Look. Stop answering your mother's calls. It isn't just to preserve your sanity: the point is that your answering her repetitive cries for help does nothing to help her. There might be some use to speaking to her reassuringly if she were able to retain what you say; but she just can't. So you're beating yourself up ten times a day without achieving any benefit for her. It's futile.

Instead, why don't you call *her* once a day, at a time that the NH staff suggest as being best, just to remind her that you will be visiting. It will set your mind at rest that she is actually okay, and put you in control of the calls. No harm will come to your mother if you don't always pick up the phone. Let the staff know that this is your plan and they will handle it at your mother's end. Trust them.
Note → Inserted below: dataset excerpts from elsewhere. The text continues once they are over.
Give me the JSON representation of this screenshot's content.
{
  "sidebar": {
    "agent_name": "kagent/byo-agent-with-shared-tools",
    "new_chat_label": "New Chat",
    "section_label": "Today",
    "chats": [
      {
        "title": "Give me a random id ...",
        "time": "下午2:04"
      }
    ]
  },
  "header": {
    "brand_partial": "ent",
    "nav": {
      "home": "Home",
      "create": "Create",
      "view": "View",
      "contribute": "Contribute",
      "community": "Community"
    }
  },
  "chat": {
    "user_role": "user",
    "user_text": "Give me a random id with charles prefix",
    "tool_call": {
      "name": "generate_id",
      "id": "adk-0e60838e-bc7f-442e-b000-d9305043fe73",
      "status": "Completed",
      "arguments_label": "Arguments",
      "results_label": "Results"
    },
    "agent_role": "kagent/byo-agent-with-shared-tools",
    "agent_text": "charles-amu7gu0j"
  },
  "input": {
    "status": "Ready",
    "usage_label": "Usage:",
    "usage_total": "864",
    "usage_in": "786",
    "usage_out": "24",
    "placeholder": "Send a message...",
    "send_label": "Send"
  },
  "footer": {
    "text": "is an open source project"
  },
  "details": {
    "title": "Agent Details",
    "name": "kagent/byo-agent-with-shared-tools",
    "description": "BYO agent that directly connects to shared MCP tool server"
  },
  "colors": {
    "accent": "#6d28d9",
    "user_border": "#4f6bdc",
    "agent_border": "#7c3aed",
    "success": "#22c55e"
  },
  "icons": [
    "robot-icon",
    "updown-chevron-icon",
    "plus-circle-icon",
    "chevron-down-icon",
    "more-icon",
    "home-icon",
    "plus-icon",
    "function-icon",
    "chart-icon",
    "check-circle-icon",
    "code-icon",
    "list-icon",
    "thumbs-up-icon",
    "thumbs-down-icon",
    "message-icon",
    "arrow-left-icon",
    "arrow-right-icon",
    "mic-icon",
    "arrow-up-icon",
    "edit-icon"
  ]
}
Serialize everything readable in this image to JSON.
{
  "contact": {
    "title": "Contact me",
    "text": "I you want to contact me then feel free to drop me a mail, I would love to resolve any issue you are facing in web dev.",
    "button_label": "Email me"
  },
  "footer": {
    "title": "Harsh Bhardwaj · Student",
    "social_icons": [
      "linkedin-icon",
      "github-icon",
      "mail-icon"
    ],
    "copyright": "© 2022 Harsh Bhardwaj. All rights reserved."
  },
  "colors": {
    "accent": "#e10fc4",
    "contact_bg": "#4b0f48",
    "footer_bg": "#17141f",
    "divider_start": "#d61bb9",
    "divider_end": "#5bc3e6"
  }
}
What sort of dementia is your mother suffering from? Depending on the type, there are various techniques for handling her upsetting behaviours (upsetting for her as well as you, I realise how terribly sad you must feel for her). You can look for ideas on this forum, learn a great deal from the marvellous Teepa Snow (use the Search Site box), and not least lean heavily on the experienced memory care staff at your mother's care home.

I'm afraid that nothing can change the cruelty of this horrible disease, but there is a great deal of support available for those of us who are forced to watch it devastating our parents' quality of life. My best wishes to you, hoping that you find all the help you need and that your husband is able to recover.